Results show a dramatic reduction in WDER: the baseline achieves 15.8 % while the joint RNN‑T model attains 2.2 %, an 86 % relative improvement. The joint model incurs only a modest 0.6 % increase in word error rate (WER) compared to the ASR‑only RNN‑T baseline, indicating that the added speaker‑role prediction does not substantially degrade transcription quality. The authors attribute the WDER gain to the elimination of separate speaker‑turn boundary estimation and the direct use of linguistic cues (e.g., doctors tend to ask questions, patients provide answers), which are unavailable to acoustic‑only diarization systems.
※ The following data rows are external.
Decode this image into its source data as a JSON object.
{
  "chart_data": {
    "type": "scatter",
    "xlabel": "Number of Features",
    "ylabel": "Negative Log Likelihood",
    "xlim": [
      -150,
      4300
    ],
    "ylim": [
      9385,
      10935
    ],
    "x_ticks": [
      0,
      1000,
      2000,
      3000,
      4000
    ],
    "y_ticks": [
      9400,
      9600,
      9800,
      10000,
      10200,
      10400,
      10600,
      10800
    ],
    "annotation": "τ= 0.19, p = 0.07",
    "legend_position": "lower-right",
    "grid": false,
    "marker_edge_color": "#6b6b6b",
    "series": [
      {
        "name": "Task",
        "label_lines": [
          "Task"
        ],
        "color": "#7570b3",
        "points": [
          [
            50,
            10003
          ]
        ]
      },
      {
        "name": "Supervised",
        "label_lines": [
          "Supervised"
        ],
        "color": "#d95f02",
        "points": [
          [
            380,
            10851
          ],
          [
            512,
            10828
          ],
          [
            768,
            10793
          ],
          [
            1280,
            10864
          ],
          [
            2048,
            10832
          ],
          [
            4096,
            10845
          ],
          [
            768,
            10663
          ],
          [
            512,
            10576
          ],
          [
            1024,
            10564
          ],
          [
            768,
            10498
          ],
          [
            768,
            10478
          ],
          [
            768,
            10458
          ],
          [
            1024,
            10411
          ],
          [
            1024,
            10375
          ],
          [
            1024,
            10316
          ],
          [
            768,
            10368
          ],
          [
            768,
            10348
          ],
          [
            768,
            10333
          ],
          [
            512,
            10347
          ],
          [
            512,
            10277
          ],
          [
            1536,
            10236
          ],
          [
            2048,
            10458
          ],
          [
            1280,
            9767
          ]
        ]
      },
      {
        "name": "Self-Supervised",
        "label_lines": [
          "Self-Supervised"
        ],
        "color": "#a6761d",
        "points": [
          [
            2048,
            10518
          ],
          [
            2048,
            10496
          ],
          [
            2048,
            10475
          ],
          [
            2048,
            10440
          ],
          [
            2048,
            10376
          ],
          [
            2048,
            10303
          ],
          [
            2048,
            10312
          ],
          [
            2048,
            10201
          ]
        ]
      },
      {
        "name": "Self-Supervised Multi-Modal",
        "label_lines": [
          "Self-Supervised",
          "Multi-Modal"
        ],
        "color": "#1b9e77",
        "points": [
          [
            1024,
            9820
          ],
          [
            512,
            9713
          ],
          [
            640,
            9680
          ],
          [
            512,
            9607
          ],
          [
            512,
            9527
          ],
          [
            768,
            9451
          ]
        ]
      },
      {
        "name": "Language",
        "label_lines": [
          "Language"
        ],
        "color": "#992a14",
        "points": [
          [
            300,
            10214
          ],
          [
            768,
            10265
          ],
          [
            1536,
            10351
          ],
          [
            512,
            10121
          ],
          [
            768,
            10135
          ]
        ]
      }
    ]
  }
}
In discussion, the paper highlights several advantages of the proposed approach: (1) unified training aligns acoustic and linguistic objectives, (2) no need for post‑processing alignment or clustering, (3) real‑time inference is feasible because the model is a single neural network, and (4) the method naturally extends to domains where speaker roles are strongly correlated with language patterns. Limitations include the focus on binary‑role conversations; extending to more than two speakers or to settings where roles are ambiguous will require richer token sets and possibly hierarchical role modeling. Future work suggested includes incorporating additional non‑verbal cues (prosody, energy), exploring multi‑task learning for emotion or intent detection, and evaluating on other domains such as meetings, broadcast news, or legal proceedings.

Overall, the paper demonstrates that end‑to‑end sequence transduction with role‑aware output vocabularies can substantially improve speaker‑aware transcription, offering a compelling alternative to the traditional ASR + SD pipeline, especially in applications where speaker roles are semantically meaningful.